Input validation in LLM-based applications

December 1, 2023

Building prompt-based applications with LLMs will require us to use raw user input and input outside of our control (websites, documents, etc.). It may be beneficial for us to classify these inputs to:

Classify input for security purposes (input validation)
Classify input for product business-logic purposes Prompt routing and input validation are essential to building secure, robust AI applications.

Traditional Input Validation

Input and data validation are fundamental security controls that prevent applications from being misused, misconfigured, and exploited. Various data validation libraries exist for languages like Pydantic for Python and Joi for Javascript. However, these libraries are often limited to bespoke RegEx-style validation and filtering.

AI-input Validation

AI-based input validation can use natural language to define how a large variety of input should look like. Three possible methods exist for this input validation:

Natural Language Inference (NLI)
Siamese network
Triplet loss

Natural Language Inference (NLI) classifies a premise-hypothesis pair into three possible classes: entailment, neutral, and contraction. A Siamese network or triplet loss approach, popular in the identity and biometric validation space, may also be used in the input validation space and outputs a float between 0 and 1.
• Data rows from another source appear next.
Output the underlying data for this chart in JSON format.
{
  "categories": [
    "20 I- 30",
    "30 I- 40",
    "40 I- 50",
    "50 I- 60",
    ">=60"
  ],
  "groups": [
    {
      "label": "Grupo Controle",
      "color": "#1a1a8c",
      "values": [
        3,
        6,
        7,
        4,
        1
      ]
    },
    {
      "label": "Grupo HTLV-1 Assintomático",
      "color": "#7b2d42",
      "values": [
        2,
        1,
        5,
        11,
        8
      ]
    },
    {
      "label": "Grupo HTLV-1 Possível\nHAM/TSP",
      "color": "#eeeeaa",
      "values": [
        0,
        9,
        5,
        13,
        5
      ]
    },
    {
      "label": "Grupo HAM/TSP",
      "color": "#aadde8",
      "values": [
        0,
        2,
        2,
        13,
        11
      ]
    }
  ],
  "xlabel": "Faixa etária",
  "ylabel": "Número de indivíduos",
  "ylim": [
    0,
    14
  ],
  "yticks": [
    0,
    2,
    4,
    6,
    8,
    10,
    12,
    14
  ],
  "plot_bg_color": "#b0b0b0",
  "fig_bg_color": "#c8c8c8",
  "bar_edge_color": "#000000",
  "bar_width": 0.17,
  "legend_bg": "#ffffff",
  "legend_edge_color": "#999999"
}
For example, "it is a number" can successfully classify "fifty-five" and "55" as valid numbers that can be used in a prompt. In another more complex example, "it is a complaint" can successfully classify feedback into a separate prompt or function.

Why not use LLMs to validate inputs?

While carefully trained LLMs may work appropriately, the risks of prompt injection may be high. Techniques like delimiting "###" and brute-force prompting through trial and error provide little control over input type and format.